Frigid Dystopian Novel An Intriguing Debut

(Image from Barnes & Noble)

I tried to resist reading After the Snow by S.D. Crockett. I really did. Not for forever, just until it got closer to the book's publication date (March 2012). But everything about the book intrigued me - the setting (an arctic dystopian England - haven't seen that one before), the cover (chilling, no?), and the plot (teenager's family gets taken, leaving him to fend for himself in a frigid, empty world). So, you see why I had to read it, right? Right? And, of course, I could just post-date this review, but where would the fun in that be? This way, you can get just as interested, just as excited about the novel as I did!

The story begins on a cold, icy day - because that's how every day dawns in Willo Blake's eternally white world. The 15-year-old is a straggler, one of the few people who live outside the enclosed cities, staying well below the government's radar. He, along with his father, stepmother, younger sister, and an assortment of friends, eke out a life in the hills, eating the animals they kill and trading their furs to a trusted outsider in order to purchase other supplies. The stragglers may not play by the government's rules, but they're not doing anything wrong. Just trying to survive.
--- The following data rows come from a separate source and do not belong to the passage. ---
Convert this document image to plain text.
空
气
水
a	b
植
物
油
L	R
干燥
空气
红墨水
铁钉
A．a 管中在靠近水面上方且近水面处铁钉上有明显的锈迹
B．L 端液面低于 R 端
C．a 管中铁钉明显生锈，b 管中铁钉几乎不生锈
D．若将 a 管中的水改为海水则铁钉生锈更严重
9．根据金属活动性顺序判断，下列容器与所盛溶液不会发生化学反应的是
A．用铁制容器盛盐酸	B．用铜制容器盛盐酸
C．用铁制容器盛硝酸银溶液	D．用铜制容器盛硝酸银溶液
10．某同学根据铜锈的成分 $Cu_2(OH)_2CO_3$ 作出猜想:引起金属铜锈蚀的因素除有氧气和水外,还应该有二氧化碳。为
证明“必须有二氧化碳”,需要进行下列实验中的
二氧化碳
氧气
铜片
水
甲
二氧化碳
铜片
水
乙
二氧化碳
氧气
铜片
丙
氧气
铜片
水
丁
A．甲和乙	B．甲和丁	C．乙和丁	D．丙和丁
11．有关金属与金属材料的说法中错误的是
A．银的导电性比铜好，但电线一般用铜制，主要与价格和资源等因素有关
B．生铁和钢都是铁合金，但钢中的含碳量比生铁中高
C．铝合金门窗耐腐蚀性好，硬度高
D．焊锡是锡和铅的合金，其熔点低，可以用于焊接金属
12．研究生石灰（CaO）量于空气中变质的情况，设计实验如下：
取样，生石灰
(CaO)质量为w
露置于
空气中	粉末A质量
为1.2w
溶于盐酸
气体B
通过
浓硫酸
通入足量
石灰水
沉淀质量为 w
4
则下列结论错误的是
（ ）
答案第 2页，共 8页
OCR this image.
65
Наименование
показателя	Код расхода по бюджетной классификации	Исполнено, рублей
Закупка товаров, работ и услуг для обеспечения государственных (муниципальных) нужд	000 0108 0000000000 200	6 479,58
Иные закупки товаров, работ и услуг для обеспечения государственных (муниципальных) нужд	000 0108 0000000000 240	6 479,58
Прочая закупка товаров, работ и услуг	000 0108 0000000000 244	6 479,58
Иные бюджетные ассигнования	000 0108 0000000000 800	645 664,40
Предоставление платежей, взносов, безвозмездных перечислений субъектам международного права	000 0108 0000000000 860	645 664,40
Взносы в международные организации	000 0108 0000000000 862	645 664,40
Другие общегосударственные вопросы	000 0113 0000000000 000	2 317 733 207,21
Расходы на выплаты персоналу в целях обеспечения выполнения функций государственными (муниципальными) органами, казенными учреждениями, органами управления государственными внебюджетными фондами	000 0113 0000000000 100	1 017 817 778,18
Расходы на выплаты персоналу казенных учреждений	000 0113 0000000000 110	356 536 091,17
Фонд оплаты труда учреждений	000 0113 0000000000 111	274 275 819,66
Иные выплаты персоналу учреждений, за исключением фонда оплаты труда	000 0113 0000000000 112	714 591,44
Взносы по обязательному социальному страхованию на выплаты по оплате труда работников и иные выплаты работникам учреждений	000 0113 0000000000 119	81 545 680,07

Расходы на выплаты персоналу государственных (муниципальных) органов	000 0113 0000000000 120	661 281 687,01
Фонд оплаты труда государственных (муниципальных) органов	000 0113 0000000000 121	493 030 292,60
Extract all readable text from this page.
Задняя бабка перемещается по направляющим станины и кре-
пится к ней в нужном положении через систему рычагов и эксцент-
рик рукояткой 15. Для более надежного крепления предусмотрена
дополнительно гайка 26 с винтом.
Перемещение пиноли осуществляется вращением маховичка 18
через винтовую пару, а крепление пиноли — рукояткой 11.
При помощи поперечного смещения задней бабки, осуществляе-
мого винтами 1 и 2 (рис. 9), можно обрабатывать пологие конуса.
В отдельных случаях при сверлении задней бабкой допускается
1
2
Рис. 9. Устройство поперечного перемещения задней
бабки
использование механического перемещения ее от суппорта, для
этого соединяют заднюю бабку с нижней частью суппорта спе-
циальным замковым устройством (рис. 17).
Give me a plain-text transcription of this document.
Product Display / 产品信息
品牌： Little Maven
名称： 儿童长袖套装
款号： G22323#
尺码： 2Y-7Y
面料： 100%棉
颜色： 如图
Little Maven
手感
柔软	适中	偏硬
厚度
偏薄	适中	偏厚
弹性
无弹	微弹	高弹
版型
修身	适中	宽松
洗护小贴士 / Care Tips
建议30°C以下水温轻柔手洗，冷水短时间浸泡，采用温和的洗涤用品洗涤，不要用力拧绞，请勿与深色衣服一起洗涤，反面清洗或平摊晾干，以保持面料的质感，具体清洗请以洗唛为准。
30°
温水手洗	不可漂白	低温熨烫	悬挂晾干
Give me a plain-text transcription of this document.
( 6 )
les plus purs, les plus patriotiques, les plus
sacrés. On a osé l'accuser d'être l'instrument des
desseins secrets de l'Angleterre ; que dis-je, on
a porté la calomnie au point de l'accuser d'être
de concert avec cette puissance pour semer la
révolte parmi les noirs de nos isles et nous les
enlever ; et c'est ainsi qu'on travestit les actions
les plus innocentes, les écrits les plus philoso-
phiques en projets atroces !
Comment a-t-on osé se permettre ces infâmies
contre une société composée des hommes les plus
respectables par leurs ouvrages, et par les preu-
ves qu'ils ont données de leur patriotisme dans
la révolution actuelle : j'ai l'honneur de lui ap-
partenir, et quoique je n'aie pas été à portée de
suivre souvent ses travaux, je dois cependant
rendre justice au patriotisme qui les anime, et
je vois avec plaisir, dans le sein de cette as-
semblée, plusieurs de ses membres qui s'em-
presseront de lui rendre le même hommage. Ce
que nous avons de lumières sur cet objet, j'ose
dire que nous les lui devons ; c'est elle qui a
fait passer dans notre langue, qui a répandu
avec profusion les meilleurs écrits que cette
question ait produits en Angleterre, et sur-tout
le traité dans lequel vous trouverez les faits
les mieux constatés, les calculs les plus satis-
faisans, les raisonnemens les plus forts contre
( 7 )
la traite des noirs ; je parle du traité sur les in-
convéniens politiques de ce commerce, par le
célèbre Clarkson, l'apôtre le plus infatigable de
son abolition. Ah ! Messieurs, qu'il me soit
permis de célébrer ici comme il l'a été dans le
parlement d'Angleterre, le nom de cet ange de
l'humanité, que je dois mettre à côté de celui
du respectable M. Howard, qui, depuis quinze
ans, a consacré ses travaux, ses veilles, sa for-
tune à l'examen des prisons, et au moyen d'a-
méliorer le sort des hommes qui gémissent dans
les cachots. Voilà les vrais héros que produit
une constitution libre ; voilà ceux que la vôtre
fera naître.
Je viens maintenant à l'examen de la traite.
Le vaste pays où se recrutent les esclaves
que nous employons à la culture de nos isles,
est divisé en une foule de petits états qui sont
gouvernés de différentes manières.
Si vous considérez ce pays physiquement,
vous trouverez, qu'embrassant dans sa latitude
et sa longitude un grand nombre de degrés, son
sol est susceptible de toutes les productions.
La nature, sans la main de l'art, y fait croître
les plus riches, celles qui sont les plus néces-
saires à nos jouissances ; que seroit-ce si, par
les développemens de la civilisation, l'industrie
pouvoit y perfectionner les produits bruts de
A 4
On this particular afternoon, Willo's out hunting in the hills. When he returns, he senses right away that something's wrong. His home looks and feels deserted. Creeping closer, he discovers that everyone's gone. Judging from the tire tracks in the snow and the half-eaten breakfast abandoned on the kitchen table, his people have been discovered and apprehended by police. Willo knows they could be back for him at any time, could even be hiding somewhere on the property waiting to nab him. Not sure what to do or where to go, Willo takes off into the mountains. He's been hiding himself, masking his scent and noise for as long as he can remember - he'll do that now while he figures out a plan.

It doesn't take long for Willo to hit a snag. As he tromps through the frozen land, he comes across a young girl. Stick-thin and starving, she's waiting for her father to return. Willo's already found the man - he's dead in a shed out behind the hovel where the girl is waiting. Thirteen-year-old Mary, now an orphan, is so distraught, so far out of her mind, that Willo can't reason with her. He also can't leave her by herself, especially not with a pack of wolves circling outside, just waiting for another carcass to tear apart. He also can't drag her along with him, seeing as she's a city girl, unused to living in the wild. Now, he has a plan: Get Mary back to the city, then figure out how to get to his own family.

The city, though, isn't what Willo thought it would be. It's much bleaker, much more dangerous. As Willo tries to navigate his way through its filthy makeshift streets, he'll learn some shocking truths - about life in the dingy city, about his own family, and, mostly, about himself. With these revelations comes the realization that he's now in more danger than he could ever have imagined. Maybe he's no match for the animals that stalk the hillsides, but in the city, it's a whole different kind of hunt. Here, in "civilization," Willo's the prey.

The narration in After the Snow is a little hard to follow at first (Willo's speech resembles that of Todd in the Chaos Walking series by Patrick Ness), but once you get used to it, Willo tells a gripping post-apocalyptic tale. Which is grim, to be sure. Also fast-paced and exciting. It's a chilling dystopian/survival story, set in a unique climate, which makes it even more fascinating. After the Snow might not be my favorite YA dystopian novel - still, it's an engrossing, well-written adventure that kept me flipping pages well into the night. Bottom line: I liked it.

(Readalikes: The Road by Cormac McCarthy; The Eleventh Plague by Jeff Hirsch; The Chaos Walking trilogy [The Ask and the Answer; The Knife of Never Letting Go; Monsters of Men] by Patrick Ness; also reminded me a little of Trapped by Michael Northrop)

Grade: B

If this were a movie, it would be rated: R for language (a few F-bombs, plus milder invectives), violence and intense situations

To the FTC, with love: I received an ARC of After the Snow from the generous folks at Feiwel and Friends (an imprint of Macmillan). Thank you!